A study released Wednesday by the University of Rochester Medical Center found that extroverts — particularly those who are happily engaged in their everyday lives — have dramatically lower blood levels of an inflammatory chemical linked to clogged arteries, heart attacks and strokes.

“The ‘life force’ is linked to [a] body’s ability to withstand stress,” the study said, suggesting that extroverts have a “survival advantage” over their less engaged peers.

“Our study took the important first step of finding a strong association between one part of extroversion and a specific, stress-related, inflammatory chemical,” said Benjamin Chapman, lead author of the study and an assistant professor within the Rochester Center for Mind-Body Research, part of the university’s psychiatry department.

He’s talking simple, happy stuff, essentially. The potentially damaging levels of the inflammatory chemical interleukin-6 can retreat in a person who has ” ‘dispositional energy,’ or a sense of innate vigor or active engagement with life,” the study said.

It followed 103 adults older than 40, gauging their personalities with a standard psychological test and measuring levels of interleukin-6 in their blood. Those who were heartily involved in life had measurably lower amounts of the inflammatory chemical. The study revealed that this tendency was particularly pronounced in older women.

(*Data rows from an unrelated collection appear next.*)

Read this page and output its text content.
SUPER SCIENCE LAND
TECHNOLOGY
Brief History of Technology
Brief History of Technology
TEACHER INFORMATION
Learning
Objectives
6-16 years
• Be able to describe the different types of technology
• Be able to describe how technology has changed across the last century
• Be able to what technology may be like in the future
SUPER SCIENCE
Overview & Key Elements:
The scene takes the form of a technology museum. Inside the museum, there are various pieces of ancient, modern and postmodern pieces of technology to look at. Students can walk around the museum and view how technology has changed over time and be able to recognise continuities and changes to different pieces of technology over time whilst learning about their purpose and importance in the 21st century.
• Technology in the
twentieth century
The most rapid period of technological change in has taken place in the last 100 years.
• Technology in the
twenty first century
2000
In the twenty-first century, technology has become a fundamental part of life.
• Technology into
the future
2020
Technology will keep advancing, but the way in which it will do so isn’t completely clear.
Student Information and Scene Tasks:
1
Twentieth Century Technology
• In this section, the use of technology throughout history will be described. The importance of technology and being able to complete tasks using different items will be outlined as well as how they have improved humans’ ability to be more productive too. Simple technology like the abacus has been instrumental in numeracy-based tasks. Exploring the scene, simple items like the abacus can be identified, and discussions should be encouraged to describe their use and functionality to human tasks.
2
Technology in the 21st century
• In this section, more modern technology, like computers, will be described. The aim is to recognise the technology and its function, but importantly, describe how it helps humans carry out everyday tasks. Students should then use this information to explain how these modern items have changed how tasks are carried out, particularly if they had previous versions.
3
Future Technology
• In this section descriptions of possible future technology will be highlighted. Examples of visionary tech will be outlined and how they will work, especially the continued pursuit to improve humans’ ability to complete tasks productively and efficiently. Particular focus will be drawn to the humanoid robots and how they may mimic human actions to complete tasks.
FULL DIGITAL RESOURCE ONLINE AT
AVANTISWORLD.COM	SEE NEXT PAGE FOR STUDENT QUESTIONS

“If this aspect of personality drives inflammation, dispositional energy and engagement with life may confer a survival advantage,” Mr. Chapman said.

The study was funded in part by the National Institutes of Health.

The researchers speculated that the findings could have some impact on preventive medicine.

“Beyond physical activity, some people seem to have this innate energy separate from exercise that makes them intrinsically involved in life,” Mr. Chapman said.

“It will be fascinating to investigate how we can increase this disposition toward engagement. Potentially, you might apply techniques developed to treat depression like ‘pleasurable event scheduling’ to patients with low dispositional energy, where you get people more involved in life by filling their time with things they enjoy as a therapy.”

Other researchers have plumbed the link between positive personalities and better health.

A University of Pittsburgh study released in March found that optimistic women were 23 percent less likely to die from heart disease - and 14 percent less likely to die from any cause - than their pessimistic peers. They also were less likely to smoke or have high blood pressure and diabetes.

The study reviewed the lifestyles and attitudes of 100,000 women older than 50.

The study also found that “cynically hostile” women who mistrusted others were 16 percent more likely to die than more trusting women, and 23 percent more likely to die from cancer.